Decomposition of supercritical ammonia and modeling of supercritical ammonia–nitrogen–hydrogen solutions with applicability toward ammonothermal conditions

Abstract

Ammonothermal growth of nitrides occurs at temperatures in excess of 800K and pressures greater than 150MPa. For this region, no experimentally verified equation of state (EOS) exists for ammonia, nor is there any accurate description available for the equilibrium constant of the ammonia decomposition reaction for pressures in excess of 100MPa.
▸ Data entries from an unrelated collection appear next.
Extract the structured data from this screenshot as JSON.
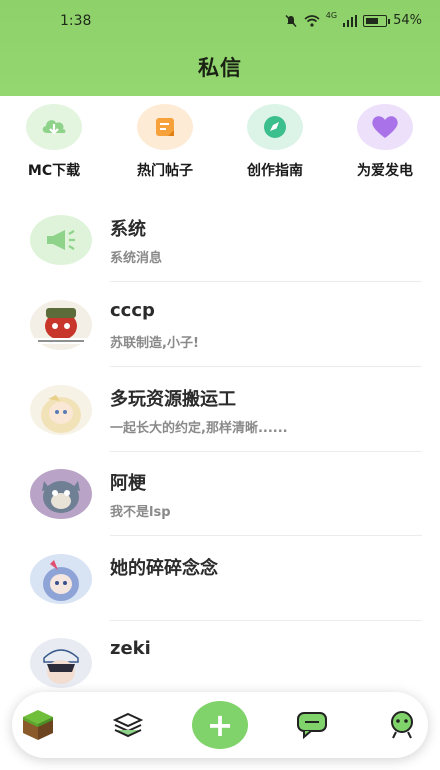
{
  "status": {
    "time": "1:38",
    "network": "4G",
    "battery": "54%"
  },
  "header": {
    "title": "私信"
  },
  "quick": [
    {
      "label": "MC下载",
      "icon": "cloud-download-icon",
      "color": "#8fd38a"
    },
    {
      "label": "热门帖子",
      "icon": "post-note-icon",
      "color": "#f6a13a"
    },
    {
      "label": "创作指南",
      "icon": "compass-icon",
      "color": "#3bbf8c"
    },
    {
      "label": "为爱发电",
      "icon": "heart-icon",
      "color": "#a972e8"
    }
  ],
  "messages": [
    {
      "name": "系统",
      "preview": "系统消息"
    },
    {
      "name": "cccp",
      "preview": "苏联制造,小子!"
    },
    {
      "name": "多玩资源搬运工",
      "preview": "一起长大的约定,那样清晰......"
    },
    {
      "name": "阿梗",
      "preview": "我不是lsp"
    },
    {
      "name": "她的碎碎念念",
      "preview": ""
    },
    {
      "name": "zeki",
      "preview": ""
    }
  ],
  "nav": {
    "add_symbol": "+"
  },
  "colors": {
    "accent": "#8ed16a",
    "add_button": "#7fd36a"
  }
}
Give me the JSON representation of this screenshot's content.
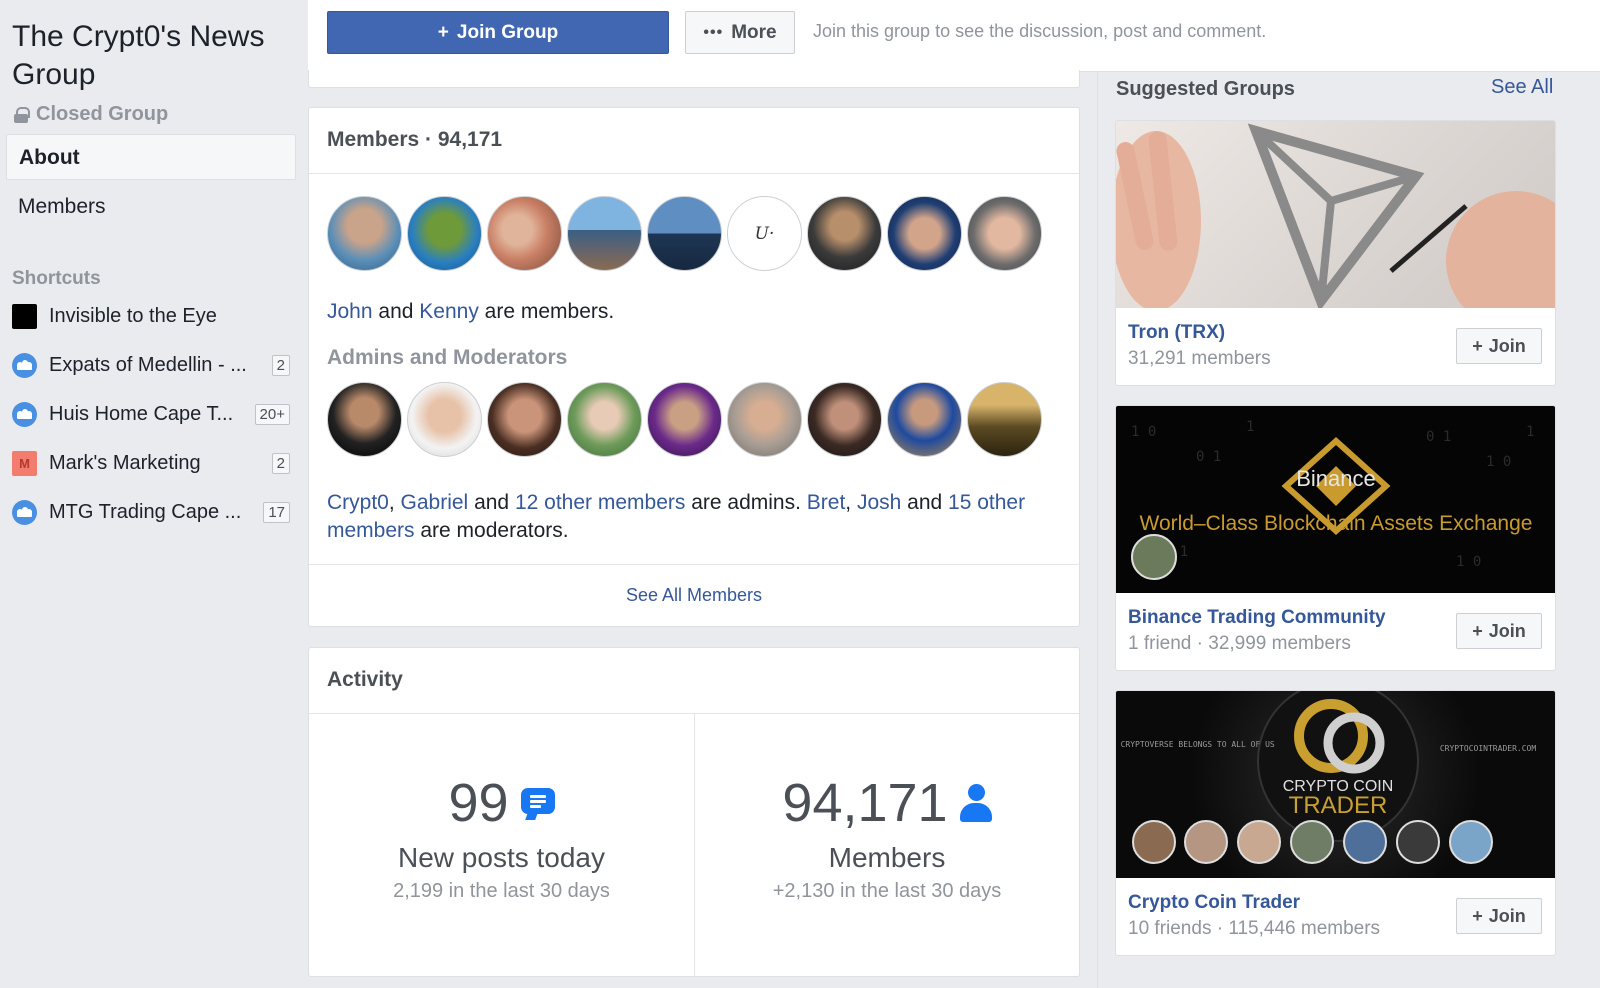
{
  "group": {
    "title": "The Crypt0's News Group",
    "privacy": "Closed Group"
  },
  "nav": {
    "about": "About",
    "members": "Members"
  },
  "shortcuts": {
    "heading": "Shortcuts",
    "items": [
      {
        "label": "Invisible to the Eye",
        "badge": "",
        "icon": "page-thumbnail"
      },
      {
        "label": "Expats of Medellin - ...",
        "badge": "2",
        "icon": "group-icon"
      },
      {
        "label": "Huis Home Cape T...",
        "badge": "20+",
        "icon": "group-icon"
      },
      {
        "label": "Mark's Marketing",
        "badge": "2",
        "icon": "letter-m-icon",
        "letter": "M"
      },
      {
        "label": "MTG Trading Cape ...",
        "badge": "17",
        "icon": "group-icon"
      }
    ]
  },
  "topbar": {
    "join_label": "Join Group",
    "more_label": "More",
    "join_note": "Join this group to see the discussion, post and comment."
  },
  "members_card": {
    "title": "Members · 94,171",
    "member_line": {
      "a": "John",
      "and": "and",
      "b": "Kenny",
      "rest": "are members."
    },
    "admins_heading": "Admins and Moderators",
    "admin_line": {
      "a": "Crypt0",
      "sep1": ", ",
      "b": "Gabriel",
      "and1": " and ",
      "c": "12 other members",
      "mid": " are admins. ",
      "d": "Bret",
      "sep2": ", ",
      "e": "Josh",
      "and2": " and ",
      "f": "15 other members",
      "end": " are moderators."
    },
    "see_all": "See All Members"
  },
  "activity": {
    "title": "Activity",
    "posts": {
      "value": "99",
      "label": "New posts today",
      "sub": "2,199 in the last 30 days"
    },
    "members": {
      "value": "94,171",
      "label": "Members",
      "sub": "+2,130 in the last 30 days"
    }
  },
  "suggested": {
    "heading": "Suggested Groups",
    "see_all": "See All",
    "join_label": "Join",
    "groups": [
      {
        "name": "Tron (TRX)",
        "meta": "31,291 members"
      },
      {
        "name": "Binance Trading Community",
        "meta": "1 friend · 32,999 members",
        "image_text_a": "Binance",
        "image_text_b": "World–Class Blockchain Assets Exchange"
      },
      {
        "name": "Crypto Coin Trader",
        "meta": "10 friends · 115,446 members",
        "image_text_a": "THE CRYPTOVERSE BELONGS TO ALL OF US",
        "image_text_b": "CRYPTOCOINTRADER.COM",
        "image_text_c": "CRYPTO COIN",
        "image_text_d": "TRADER"
      }
    ]
  },
  "colors": {
    "brand_blue": "#4267b2",
    "link": "#365899",
    "accent_icon": "#1877f2",
    "muted": "#90949c"
  }
}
To fill this void, experimental P-v-T data was collected for pure ammonia at T>700K and compared to extrapolated data from the reference EOS for ammonia. For the extrapolated region, the reference EOS provided excellent agreement to within error of the collected experimental data. A simplified EOS based on the Beattie–Bridgeman (BB) EOS was derived and fit to calculated and, for ammonia, extrapolated reference EOS data for ammonia, hydrogen, and nitrogen (T<1000K, P<300MPa). By applying mixing rules with separated contributions for polar and non-polar interactions, an EOS was derived for NH3–N2–H2 mixtures. With these expressions, an accurate description for the equilibrium constant for the ammonia decomposition reaction as a function of pressure and temperature was derived and verified against experimental data determined for total system pressures of 92, 151 and 210MPa at T ∼810K. Coupling of the EOSs with the equilibrium constant permitted accurate modeling of a sealed autoclave filled with pure ammonia, after incorporating corrections for the expansion of the internal free volume due to thermal expansion and elastic strain response of the autoclave walls due to internal pressure buildup. Calculated total system pressure and equilibrium ammonia density at various temperatures and initial ammonia fill densities are in very good to excellent agreement with experimental data. This paper thus provides a simple EOS for ammonia, hydrogen, nitrogen and NH3–N2–H2 mixtures accurate to within approximately 1–2% in pressure for temperatures greater than 700K. The equilibrium constant for the ammonia decomposition reaction includes non-ideal mixing contributions from the second virial coefficient with a resulting accuracy in the equilibrium mole fraction of ammonia of approximately 2% for T<850K.